Monday, 11 Jul 16
By Jaime Rose Chambers
Breakfast is indeed the most important meal of the day, but simply making sure you eat isn’t enough. What you eat and how much is just as important. Here are few brekkie mistakes many people make that might cause weight gain or derail a healthy lifestyle:
- Skipping the carbs – with grand intentions, many healthy eaters start their day with a protein-based breakfast of eggs, veges and avocado. Fantastic! But it’s missing a super important component: carbohydrates. Skipping the wholegrain toast means there’s no rise in blood sugar levels after a night of ‘fasting’ and no kick-start the metabolism, which means you’re in danger of being extra hungry later in the day and making up for it then.
- Overdoing the superfoods – smoothies and blended juices are a great vehicle for a super nutrient-dense meal but overdo it with some ingredients and you’ll end up getting your day’s worth of calories in that one meal. Think coconut oil, coconut milk, chia seeds, flaxseeds, banana, protein powders, cacao, apple, oats, nuts, seeds, almond butter etc etc…
- Right food, wrong portion – oats are a gold standard breakfast food but they are also incredibly energy dense and overdoing it is really easy. Free-pouring a bowl of muesli or cooking up some porridge can easily lead to two to six times the recommended portion size and a huge hit of carbohydrates to start your day. This is often the reason we feel SO satisfied from this breakfast we can sail right through to a late lunch without feeling hungry.
- Too light on the fibre - Fibre swells in our tummy and fills us up. Starting your day with a breakfast that is light on fibre means that we’re at risk of being hungry not long afterwards. It may also mean breakfast choices are processed grains such as white breads and sugary cereals that are low in fibre.
- Coffee calories – for most people, there’s no harm in having a good coffee with breakfast but it’s not the caffeine that’s the problem, it’s the calories, fat and sugar that come along with the type of coffee you order. Large size, full fat milk, soy milk, coconut milk and added syrups, flavourings and sugar all add up. For example a large soy vanilla latte will give you the equivalent of 9 teaspoons of sugar and 330 calories, the number of calories you should have for breakfast alone.
- Eating because you think you have to – many busy people scoff a quick brekkie racing out the door to work when they’re not actually hungry yet. This super early meal lengthens your eating day and means you need to eat again sooner. By just waiting an hour or so until you’re settled in at work give you a little more time to put together a healthy meal, eating slowly and thoughtfully is better for digestion and when you’re actually hungry so it’s often far more satisfying.

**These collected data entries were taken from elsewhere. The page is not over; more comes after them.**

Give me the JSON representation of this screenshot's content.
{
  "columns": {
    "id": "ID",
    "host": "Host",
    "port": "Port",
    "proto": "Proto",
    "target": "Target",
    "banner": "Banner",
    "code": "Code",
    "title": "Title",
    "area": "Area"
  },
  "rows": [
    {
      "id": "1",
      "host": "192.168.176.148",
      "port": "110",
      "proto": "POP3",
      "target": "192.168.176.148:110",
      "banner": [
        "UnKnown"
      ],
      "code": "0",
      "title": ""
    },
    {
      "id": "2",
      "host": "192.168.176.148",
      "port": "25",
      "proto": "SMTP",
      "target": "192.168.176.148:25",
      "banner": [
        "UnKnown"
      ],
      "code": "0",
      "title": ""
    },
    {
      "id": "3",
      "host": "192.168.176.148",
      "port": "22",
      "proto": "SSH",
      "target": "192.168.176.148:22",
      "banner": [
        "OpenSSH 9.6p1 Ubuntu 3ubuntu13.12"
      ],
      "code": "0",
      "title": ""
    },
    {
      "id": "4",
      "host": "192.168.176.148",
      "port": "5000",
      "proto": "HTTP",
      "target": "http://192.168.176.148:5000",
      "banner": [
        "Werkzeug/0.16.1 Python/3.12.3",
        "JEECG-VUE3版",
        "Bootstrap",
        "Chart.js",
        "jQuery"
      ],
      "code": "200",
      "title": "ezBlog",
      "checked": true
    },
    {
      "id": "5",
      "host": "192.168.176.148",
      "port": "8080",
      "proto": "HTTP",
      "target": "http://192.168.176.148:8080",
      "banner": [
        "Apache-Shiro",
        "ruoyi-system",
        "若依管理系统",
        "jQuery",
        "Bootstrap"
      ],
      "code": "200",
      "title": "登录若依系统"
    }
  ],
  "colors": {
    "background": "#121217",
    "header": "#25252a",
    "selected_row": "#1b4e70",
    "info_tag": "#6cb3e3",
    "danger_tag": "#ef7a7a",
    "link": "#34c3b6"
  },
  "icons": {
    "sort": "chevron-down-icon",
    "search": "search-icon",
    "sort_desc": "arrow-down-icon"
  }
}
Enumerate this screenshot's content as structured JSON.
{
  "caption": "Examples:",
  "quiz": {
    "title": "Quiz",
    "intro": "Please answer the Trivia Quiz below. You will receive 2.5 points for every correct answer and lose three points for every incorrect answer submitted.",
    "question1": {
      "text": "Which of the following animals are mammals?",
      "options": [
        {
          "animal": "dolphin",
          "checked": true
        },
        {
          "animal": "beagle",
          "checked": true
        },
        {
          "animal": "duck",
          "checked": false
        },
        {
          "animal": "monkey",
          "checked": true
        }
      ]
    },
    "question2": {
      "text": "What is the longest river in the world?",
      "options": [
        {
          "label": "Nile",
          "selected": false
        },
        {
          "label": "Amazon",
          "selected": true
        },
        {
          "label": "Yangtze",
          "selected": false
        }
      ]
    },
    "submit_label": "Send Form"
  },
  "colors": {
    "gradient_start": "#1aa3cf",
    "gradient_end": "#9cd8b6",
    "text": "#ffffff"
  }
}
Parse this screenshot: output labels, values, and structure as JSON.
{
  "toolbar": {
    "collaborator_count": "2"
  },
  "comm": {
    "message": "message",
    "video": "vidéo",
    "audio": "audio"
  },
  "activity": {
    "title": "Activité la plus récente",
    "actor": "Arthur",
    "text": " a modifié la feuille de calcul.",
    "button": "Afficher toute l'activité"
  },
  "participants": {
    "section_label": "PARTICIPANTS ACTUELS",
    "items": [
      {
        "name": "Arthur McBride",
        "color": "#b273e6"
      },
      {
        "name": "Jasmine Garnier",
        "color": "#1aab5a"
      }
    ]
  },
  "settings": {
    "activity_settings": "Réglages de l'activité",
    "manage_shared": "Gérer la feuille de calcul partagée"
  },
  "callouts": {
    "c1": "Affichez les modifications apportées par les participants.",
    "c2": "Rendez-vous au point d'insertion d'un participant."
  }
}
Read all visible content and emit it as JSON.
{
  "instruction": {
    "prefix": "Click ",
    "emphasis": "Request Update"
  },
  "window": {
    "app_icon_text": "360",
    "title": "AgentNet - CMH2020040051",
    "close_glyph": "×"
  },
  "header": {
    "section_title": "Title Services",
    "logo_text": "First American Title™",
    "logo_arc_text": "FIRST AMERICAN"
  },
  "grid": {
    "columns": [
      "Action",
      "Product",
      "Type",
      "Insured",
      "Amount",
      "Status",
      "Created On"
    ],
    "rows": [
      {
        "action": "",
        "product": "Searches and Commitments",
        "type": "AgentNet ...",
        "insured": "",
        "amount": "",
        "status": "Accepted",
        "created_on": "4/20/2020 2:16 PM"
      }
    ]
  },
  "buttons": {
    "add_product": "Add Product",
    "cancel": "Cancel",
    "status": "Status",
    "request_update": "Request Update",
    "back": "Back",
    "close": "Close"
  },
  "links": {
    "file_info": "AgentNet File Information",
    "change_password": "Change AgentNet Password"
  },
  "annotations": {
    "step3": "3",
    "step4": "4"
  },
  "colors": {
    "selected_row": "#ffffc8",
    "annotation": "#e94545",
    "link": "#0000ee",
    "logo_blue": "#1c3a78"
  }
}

- Breakfast’ products – think breakfast biscuits, breakfast bars and breakfast drinks. These highly processed, minimally nutritious products often have a very long list of ingredients that include refined sugar and white flour causing a dramatic spike in blood sugar levels followed by the crash shortly after, making us feel tired – and it’s not even lunchtime yet.
- Snack for breakfast – sometimes all we have the chance to get down is a banana or yoghurt for breakfast as we run into a meeting or drop the kids to school. Although this is not unhealthy, it’s simply not enough. Having a snack for breakfast is likely to throw out your eating routine for the day and by 10-11am you’re starving.
- Drinking your breakfast – Smoothies, protein shakes and juices are very popular as an on-the-run breakfast option. They range in nutritional quality but the biggest issue with a liquid breakfast is that it’s often not terribly satisfying. The act of chewing is important for many people to feel satisfaction from a meal. Without that satisfaction from breakfast, we’re left with a void that needs to be filled. This may make you more vulnerable to more ‘satisfying’ foods later in the day.
- Skipping breakfast altogether – skipping breakfast is often due to a lack of time, lack of appetite or based on recent media reports that fasting until lunchtime may be beneficial for weight loss. There is no cookie-cutter way of eating for anyone but in my experience, a lack of appetite in the morning is usually because too much has been eaten the night before. Fasting until lunchtime isn’t for everyone and the downside is that if you’re starving by lunchtime this can make us susceptible to overeating and making less healthy food choices.